Porque cuando Jesús dice en el evangelio que el que no crea en el Hijo de Dios hecho hombre no se salvará, no está hablando únicamente del acto de fe, sino  también de las obras que se realizan sin verificarse esa fe.

Por eso es muy importante que, celebrando hoy esta fiesta de la Santísima Trinidad, vayamos creciendo en el culto de adoración al Padre, al Hijo y al Espíritu Santo, tres Personas que subsisten en una sola naturaleza, que son iguales en dignidad, pero  distintas, que han entrado en la historia de la salvación en diferentes momentos con manifestaciones diversas.

Y así al Padre se le atribuye siempre todo lo que es la creación y lo que es la Providencia, al Hijo se le atribuye en cuanto hecho hombre e ingresado en la historia humana, la redención,  y al Espíritu Santo que es el amor entre el Padre y el Hijo se le atribuye la santificación y la misión de guiarnos,  iluminarnos y fortalecernos en orden a nuestra fidelidad a todo lo que es Dios Nuestro Señor.

La vida cristiana no tiene sentido si no está presente la Santísima Trinidad. Ya desde el  bautismo hasta nuestra muerte está presente el Padre, el Hijo y el Espíritu Santo. Comenzamos la Misa con la señal de la cruz, y en la administración de los Sacramentos también mencionamos a la Trinidad. En los cánticos, glorificamos al Padre, al Hijo y al Espíritu Santo, de manera que toda nuestra vida está inmersa, en el misterio divino. 

De allí que es muy importante que cada día invoquemos al Padre, sintiéndonos hijos suyos, pidiéndole su ayuda para ser mejores y  merecer todo el amor y los dones que  quiere darnos. 

Cada día hemos de invocar al Hijo hecho hombre, Jesucristo, clavado en la cruz por nuestra salvación, y suplicar al Espíritu divino que venga en auxilio,  nos ayude a ser fuertes en medio de las tentaciones, que no seamos vencidos por las concupiscencias de este mundo, y que, por el contrario, busquemos siempre todo aquello que sirva para la gloria divina y el bien de nuestros hermanos. 

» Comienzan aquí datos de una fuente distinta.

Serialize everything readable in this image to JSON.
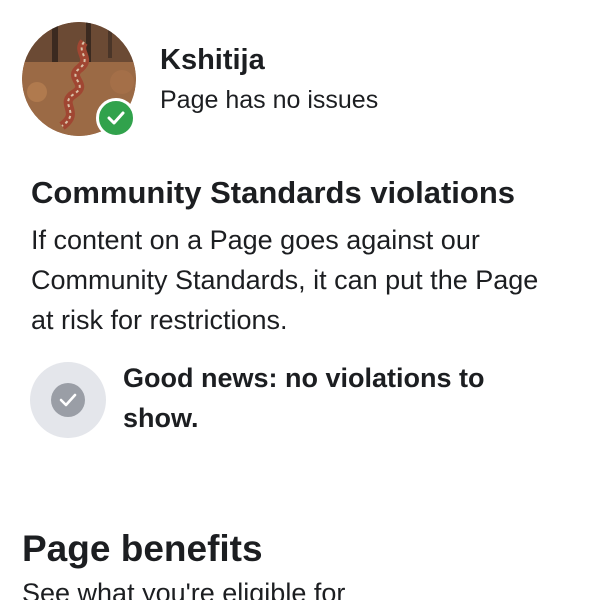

Y digo el bien de nuestros hermanos, porque el mismo San Pablo, en la segunda lectura (2 Cor. 13,11-13) que acabamos de proclamar, justamente insiste en que el crecimiento en la vida espiritual pasa también por ese clima de comunión que debe existir entre todos los creyentes, manifestando así la presencia divina en nuestra vida.

Cngo Ricardo B. Mazza, Rector de la Iglesia Ntra Sra del Rosario en Santa Fe, Argentina. Homilía en el domingo de la Santísima Trinidad, ciclo A, el 04 de junio de 2023.